The mood was sober because the situation is dire. Half the original Everglades has been lost to drainage and development. Fish and mammals are dying from mercury poisoning. The number of nesting wading birds is down to 7,000 annually (in 1931 it was 100,000). Brazilian pepper trees have devoured 100,000 acres of native vegetation.
Everyone agrees the Everglades is dying from pollution, droughts and urbanization. The worst predictions are coming true at the worst possible time. Just when Tallahassee awakens to the crisis, the state finds itself broke and panicky.
Without heroes in the Legislature, there will be no money to clean up the Everglades. No money to find out where the lethal mercury is coining from. No money to purchase endangered wetlands. "It's kind of scary," said Lt. Gov. Buddy MacKay. "The economics of growth may now be coinciding with the politics of decline."
That's an amazing admission from a Florida politician, and maybe MacKay wouldn't have said it at a convention of home builders. But he's absolutely right.
For 40 years the natural marsh was diked, dammed and diverted to benefit farmers and developers. Today 4 million people in Dade, Broward and Palm Beach counties rely on the Everglades system for their drinking water. Nature's plumbing can't handle it.

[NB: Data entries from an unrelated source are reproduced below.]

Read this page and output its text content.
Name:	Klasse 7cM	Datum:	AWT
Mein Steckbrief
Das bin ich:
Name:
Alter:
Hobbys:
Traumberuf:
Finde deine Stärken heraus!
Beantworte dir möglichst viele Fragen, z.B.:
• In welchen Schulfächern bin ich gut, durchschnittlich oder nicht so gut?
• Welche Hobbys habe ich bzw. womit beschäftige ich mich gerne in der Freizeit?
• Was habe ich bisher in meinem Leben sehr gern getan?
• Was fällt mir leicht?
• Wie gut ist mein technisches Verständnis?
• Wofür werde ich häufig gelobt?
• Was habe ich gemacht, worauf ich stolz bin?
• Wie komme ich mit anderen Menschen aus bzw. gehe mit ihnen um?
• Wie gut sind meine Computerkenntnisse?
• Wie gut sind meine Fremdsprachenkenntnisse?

Big Sugar can be blamed for stubborn avarice, but the industry makes one irrefutable point: Overdevelopment has done more to destroy the Everglades than all the cane and dairy farmers put together.
Cleaning agricultural runoff isn't hard, it's just expensive. The people problem is not so easy to clean up. MacKay wonders what happens when South Florida's 4 million becomes 6 million, and the 6 million becomes 8 million. Where will they get their water?
They probably won't. The plight of the Everglades has transcended images of panthers and bald eagles. Now it means something even the most thickheaded legislator can understand: no water. Suddenly growth management is more than a slogan, it's an imperative.
In his speech, MacKay compared Florida to a big gangly teenager. "We don't have the foggiest notion of what we want to be when we grow up."
Unless other politicians start listening, the one thing we'll definitely be is thirsty.